Não é fácil fazê-lo. Não é fácil estudar seja o que for rodeado de grunhos aos berros: “50 anos de socialismo”, “é só corrupção”, “venha o salazar”. Já para não falar do irritante ruído das bolas de ping-pong entre os vários lados do consenso neoliberal, entre os vários executantes da política de direita: “PING, atrasaste-te na resposta”, “PONG, vocês estiveram no governo e não resolveram nada”, “PING, deixámos tudo planeado”, “PONG, nada estava estudado”, “PING, sois uns incompetentes”, “PONG, os incompetentes são vocês”...
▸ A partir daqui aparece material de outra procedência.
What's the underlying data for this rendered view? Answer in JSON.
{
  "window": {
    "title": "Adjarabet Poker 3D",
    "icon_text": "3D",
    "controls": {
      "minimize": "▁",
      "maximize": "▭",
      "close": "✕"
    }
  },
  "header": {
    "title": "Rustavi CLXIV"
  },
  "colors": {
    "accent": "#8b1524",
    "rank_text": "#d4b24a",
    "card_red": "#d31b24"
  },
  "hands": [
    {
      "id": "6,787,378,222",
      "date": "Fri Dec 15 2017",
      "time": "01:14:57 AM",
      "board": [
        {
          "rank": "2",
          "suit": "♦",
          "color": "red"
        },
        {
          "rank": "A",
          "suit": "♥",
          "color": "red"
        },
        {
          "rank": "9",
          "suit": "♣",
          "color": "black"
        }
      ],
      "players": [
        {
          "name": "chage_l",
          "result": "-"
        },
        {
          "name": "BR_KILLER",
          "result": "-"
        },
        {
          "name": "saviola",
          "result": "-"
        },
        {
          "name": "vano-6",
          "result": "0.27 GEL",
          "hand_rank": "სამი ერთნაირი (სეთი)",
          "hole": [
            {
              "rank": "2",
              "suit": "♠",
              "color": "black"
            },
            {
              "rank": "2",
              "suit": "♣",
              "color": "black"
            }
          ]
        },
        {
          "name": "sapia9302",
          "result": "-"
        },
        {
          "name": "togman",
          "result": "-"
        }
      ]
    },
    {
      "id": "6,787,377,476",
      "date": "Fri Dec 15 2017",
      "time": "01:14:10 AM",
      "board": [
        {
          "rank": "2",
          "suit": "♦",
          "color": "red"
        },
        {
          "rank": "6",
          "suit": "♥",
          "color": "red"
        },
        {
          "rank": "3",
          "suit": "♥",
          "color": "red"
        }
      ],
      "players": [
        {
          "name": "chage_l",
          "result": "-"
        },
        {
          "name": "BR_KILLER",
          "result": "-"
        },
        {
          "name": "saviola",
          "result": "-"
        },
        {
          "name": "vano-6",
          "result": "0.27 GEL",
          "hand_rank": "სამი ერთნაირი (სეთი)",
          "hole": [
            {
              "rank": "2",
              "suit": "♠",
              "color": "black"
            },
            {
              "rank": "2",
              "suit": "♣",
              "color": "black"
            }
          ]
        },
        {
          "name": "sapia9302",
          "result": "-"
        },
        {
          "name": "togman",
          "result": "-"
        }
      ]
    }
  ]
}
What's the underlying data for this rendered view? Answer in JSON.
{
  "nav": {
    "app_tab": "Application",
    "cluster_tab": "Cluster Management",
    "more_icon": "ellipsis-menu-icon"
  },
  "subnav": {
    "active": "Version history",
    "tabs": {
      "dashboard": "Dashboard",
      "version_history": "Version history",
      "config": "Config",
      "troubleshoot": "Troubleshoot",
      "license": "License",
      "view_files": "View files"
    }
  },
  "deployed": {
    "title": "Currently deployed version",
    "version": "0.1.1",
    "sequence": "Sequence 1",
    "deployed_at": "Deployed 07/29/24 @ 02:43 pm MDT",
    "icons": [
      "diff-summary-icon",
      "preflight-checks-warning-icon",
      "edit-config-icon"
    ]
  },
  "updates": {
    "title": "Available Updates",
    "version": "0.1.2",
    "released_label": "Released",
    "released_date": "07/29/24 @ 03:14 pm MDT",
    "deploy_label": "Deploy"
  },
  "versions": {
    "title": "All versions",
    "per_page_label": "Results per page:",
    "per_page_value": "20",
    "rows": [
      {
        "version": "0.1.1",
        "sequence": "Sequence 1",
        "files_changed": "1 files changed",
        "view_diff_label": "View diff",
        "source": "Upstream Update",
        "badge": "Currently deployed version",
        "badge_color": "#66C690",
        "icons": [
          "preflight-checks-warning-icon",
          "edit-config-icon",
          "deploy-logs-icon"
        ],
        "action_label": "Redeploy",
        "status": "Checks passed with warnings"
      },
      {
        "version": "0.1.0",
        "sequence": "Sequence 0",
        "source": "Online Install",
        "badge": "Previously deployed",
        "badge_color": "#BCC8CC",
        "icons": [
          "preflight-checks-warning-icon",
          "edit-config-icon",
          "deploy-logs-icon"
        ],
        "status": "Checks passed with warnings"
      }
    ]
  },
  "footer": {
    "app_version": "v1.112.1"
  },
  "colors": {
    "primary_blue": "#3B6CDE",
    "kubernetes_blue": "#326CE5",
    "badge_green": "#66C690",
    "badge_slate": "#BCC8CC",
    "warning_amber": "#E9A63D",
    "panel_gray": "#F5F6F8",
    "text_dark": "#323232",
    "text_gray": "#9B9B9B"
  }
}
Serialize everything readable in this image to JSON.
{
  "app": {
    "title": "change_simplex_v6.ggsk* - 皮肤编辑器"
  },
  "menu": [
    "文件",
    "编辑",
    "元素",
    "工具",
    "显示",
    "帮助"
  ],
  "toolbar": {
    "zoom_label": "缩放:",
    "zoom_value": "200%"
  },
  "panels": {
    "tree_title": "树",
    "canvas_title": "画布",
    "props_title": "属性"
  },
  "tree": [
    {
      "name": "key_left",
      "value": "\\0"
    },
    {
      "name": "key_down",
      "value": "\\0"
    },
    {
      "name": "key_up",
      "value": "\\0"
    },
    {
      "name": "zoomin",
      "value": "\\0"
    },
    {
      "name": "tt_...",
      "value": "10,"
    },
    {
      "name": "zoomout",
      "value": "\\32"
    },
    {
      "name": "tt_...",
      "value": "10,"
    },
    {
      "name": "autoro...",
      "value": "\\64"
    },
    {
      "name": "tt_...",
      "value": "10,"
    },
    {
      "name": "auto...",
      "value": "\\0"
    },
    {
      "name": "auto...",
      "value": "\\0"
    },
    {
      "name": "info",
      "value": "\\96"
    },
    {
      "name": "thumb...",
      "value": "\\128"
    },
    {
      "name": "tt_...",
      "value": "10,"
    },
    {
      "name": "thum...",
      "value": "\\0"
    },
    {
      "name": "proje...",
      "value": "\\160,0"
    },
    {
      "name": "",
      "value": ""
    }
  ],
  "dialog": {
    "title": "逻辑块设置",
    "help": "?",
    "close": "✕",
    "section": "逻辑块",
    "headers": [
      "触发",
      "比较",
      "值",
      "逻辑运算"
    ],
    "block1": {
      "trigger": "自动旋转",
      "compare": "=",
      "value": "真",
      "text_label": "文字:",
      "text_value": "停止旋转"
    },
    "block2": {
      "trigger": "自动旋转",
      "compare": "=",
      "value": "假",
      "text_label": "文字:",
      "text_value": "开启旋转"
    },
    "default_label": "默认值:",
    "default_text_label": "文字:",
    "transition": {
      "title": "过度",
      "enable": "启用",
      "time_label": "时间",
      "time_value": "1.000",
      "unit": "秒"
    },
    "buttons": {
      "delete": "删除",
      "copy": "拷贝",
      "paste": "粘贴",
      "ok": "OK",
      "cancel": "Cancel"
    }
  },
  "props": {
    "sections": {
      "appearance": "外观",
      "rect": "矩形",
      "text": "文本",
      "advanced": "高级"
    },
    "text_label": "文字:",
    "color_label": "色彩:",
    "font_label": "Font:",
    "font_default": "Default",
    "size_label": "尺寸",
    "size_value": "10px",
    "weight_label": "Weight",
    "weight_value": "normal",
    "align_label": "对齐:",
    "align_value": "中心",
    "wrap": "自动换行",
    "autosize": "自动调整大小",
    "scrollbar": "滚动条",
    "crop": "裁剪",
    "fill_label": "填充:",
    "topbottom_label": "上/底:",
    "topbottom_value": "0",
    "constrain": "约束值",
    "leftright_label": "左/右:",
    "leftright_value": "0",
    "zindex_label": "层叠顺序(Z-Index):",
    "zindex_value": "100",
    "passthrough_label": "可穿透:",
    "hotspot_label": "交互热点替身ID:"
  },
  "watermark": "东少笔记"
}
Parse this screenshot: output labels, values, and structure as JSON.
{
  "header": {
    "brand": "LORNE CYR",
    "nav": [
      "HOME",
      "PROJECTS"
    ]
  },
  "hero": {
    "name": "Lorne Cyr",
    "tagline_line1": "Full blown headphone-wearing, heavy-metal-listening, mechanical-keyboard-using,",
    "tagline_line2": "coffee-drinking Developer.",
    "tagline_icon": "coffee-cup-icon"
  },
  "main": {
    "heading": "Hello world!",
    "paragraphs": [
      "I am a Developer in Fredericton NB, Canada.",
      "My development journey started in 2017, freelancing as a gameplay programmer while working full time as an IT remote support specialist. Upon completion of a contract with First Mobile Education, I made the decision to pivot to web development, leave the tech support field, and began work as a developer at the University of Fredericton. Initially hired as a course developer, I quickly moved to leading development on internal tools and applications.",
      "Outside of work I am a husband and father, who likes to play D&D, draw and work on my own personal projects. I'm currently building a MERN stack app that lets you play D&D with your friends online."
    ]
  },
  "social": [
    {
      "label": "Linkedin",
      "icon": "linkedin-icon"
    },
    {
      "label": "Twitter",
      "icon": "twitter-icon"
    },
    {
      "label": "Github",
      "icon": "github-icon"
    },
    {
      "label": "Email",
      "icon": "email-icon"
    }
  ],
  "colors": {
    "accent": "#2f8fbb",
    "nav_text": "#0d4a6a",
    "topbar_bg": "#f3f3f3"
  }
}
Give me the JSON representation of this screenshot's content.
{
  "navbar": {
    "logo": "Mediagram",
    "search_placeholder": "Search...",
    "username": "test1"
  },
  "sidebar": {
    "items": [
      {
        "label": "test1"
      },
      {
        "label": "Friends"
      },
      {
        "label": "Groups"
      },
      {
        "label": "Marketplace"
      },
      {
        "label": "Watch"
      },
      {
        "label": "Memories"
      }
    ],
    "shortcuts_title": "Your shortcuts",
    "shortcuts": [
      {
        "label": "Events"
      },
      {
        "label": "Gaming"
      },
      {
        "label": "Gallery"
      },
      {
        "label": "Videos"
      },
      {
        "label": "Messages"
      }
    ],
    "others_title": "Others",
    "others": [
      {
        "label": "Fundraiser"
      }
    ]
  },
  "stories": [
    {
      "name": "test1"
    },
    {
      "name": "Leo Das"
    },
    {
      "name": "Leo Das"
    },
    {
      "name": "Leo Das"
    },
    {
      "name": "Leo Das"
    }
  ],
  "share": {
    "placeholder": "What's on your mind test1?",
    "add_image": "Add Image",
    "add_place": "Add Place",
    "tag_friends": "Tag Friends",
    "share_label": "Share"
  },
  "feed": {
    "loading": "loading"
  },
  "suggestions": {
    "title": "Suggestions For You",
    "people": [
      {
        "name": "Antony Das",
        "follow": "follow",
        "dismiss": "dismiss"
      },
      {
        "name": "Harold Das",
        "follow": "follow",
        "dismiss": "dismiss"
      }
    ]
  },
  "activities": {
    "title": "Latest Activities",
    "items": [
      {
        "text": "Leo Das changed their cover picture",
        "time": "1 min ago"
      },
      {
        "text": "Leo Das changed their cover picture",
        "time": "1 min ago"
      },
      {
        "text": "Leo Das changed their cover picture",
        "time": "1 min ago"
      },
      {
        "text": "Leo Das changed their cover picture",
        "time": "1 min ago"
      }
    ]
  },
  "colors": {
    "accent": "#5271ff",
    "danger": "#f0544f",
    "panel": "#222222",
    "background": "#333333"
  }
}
Mas façamos um esforço. Olhemos para a catástrofe em curso e que se vai agravar nos próximos dias com a abertura das barragens e o continuar da chuva. Porque não respondem a EDP, a sua E-Redes, a REN ou as várias Telecom? Com as equipas fixas reduzidas ao mínimo, baseiam a sua capacidade de resposta na subcontratação. Pagando salários miseráveis, promovem a fuga de trabalhadores especializados para a emigração quando não os organizam para irem trabalhar para elas em chorudos contratos no estrangeiro. Tudo subordinado ao lucro. Seria defenestrado o CEO que chegasse junto dos seus accionistas e lhes anunciasse ter aumentado os custos em 300 milhões para garantir uma melhor resposta operacional. O que importa é chegar ao final de 2026 atingindo novamente lucros de centenas de milhões de euros como atingiram em 2025. E já estão a tratar é de abocanhar a maioria dos apoios agora anunciados pelo Governo como se fossem dirigidos ao povo português.

Entre as medidas que não tomaram antes e aquelas que não querem tomar agora, entre a incapacidade estrutural de responder criada pelo seu modelo organizacional, a liberalização dos sectores estratégicos é um desastre que agrava todos os desastres. E ao sector público é imposto exactamente o mesmo modelo. Errado. Criminoso.